Bekenntnis für die Freude am Herrn

Georg Dietlein über Sinn und Sinnlosigkeit des Zölibates in moderner Zeit.
Erstellt von kathnews-Redaktion am 16. Februar 2011 um 17:07 Uhr

Der bekannte Kirchenhistoriker Arnold Angenendt veröffentlichte kürzlich in der Süddeutschen Zeitung einen Aufsatz mit dem Titel „Die Angst der Kirche vor der Sexualität“. Der Text lässt sich mit einem Satz zusammenfassen: „Der Zölibat basiert auf einem archaischen Reinheitskult, den Jesus überwinden wollte.“ Damit sei der Zölibat nicht mehr zeitgemäß, ja gar nicht mit der Lehre Jesu in Einklang zu bringen.
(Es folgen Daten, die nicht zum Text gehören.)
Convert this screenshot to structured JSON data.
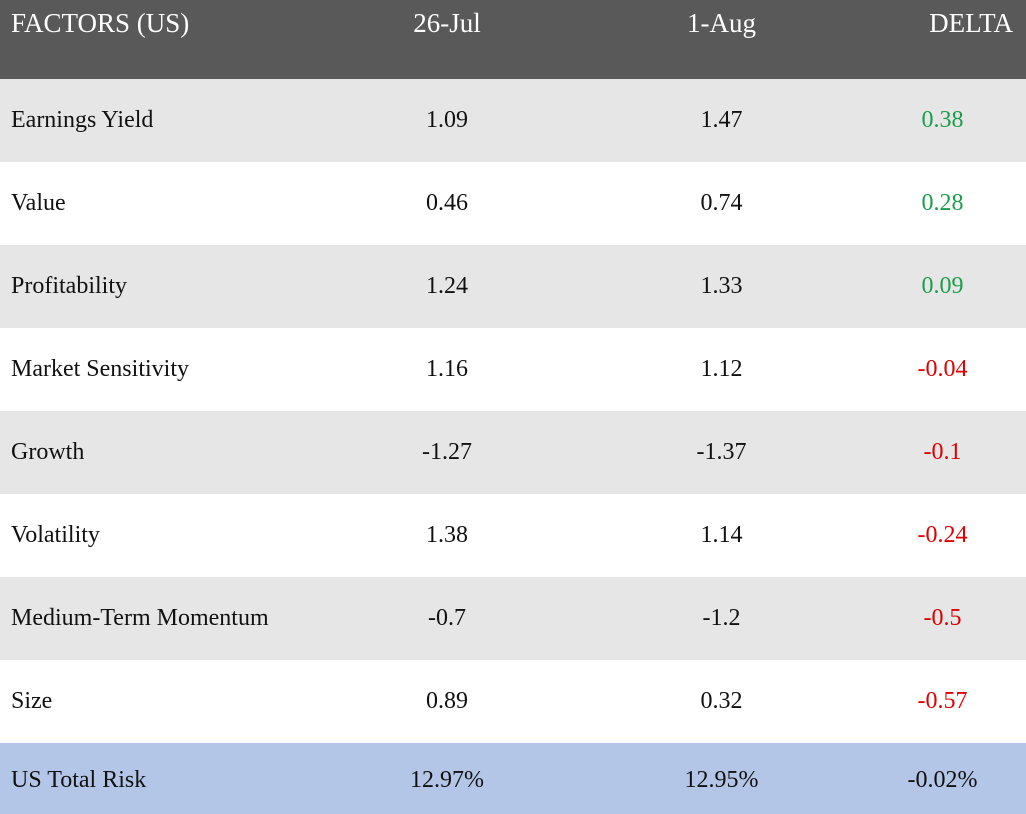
{
  "colors": {
    "header_bg": "#595959",
    "header_text": "#ffffff",
    "row_alt_bg": "#e6e6e6",
    "row_bg": "#ffffff",
    "total_bg": "#b4c6e7",
    "positive": "#1b9e4b",
    "negative": "#e00000"
  },
  "chart_data": {
    "type": "table",
    "columns": [
      "FACTORS (US)",
      "26-Jul",
      "1-Aug",
      "DELTA"
    ],
    "rows": [
      {
        "factor": "Earnings Yield",
        "jul": "1.09",
        "aug": "1.47",
        "delta": "0.38",
        "sign": "pos"
      },
      {
        "factor": "Value",
        "jul": "0.46",
        "aug": "0.74",
        "delta": "0.28",
        "sign": "pos"
      },
      {
        "factor": "Profitability",
        "jul": "1.24",
        "aug": "1.33",
        "delta": "0.09",
        "sign": "pos"
      },
      {
        "factor": "Market Sensitivity",
        "jul": "1.16",
        "aug": "1.12",
        "delta": "-0.04",
        "sign": "neg"
      },
      {
        "factor": "Growth",
        "jul": "-1.27",
        "aug": "-1.37",
        "delta": "-0.1",
        "sign": "neg"
      },
      {
        "factor": "Volatility",
        "jul": "1.38",
        "aug": "1.14",
        "delta": "-0.24",
        "sign": "neg"
      },
      {
        "factor": "Medium-Term Momentum",
        "jul": "-0.7",
        "aug": "-1.2",
        "delta": "-0.5",
        "sign": "neg"
      },
      {
        "factor": "Size",
        "jul": "0.89",
        "aug": "0.32",
        "delta": "-0.57",
        "sign": "neg"
      }
    ],
    "total": {
      "factor": "US Total Risk",
      "jul": "12.97%",
      "aug": "12.95%",
      "delta": "-0.02%"
    }
  }
}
Die Aussage Angenendts über einen der historischen Ursprünge des Zölibats wird sich wissenschaftlich halten lassen. Man wird auch noch weitere, ganz pragmatische Gründe für die Etablierung des Zölibats anführen können. Doch dies alles trifft nicht den Kern der Debatte. Die gesellschaftlichen Umstände der Kirche haben sich verändert, der Sinn des Zölibates nicht. Seine Begründung ist nicht historisch, sondern theologisch.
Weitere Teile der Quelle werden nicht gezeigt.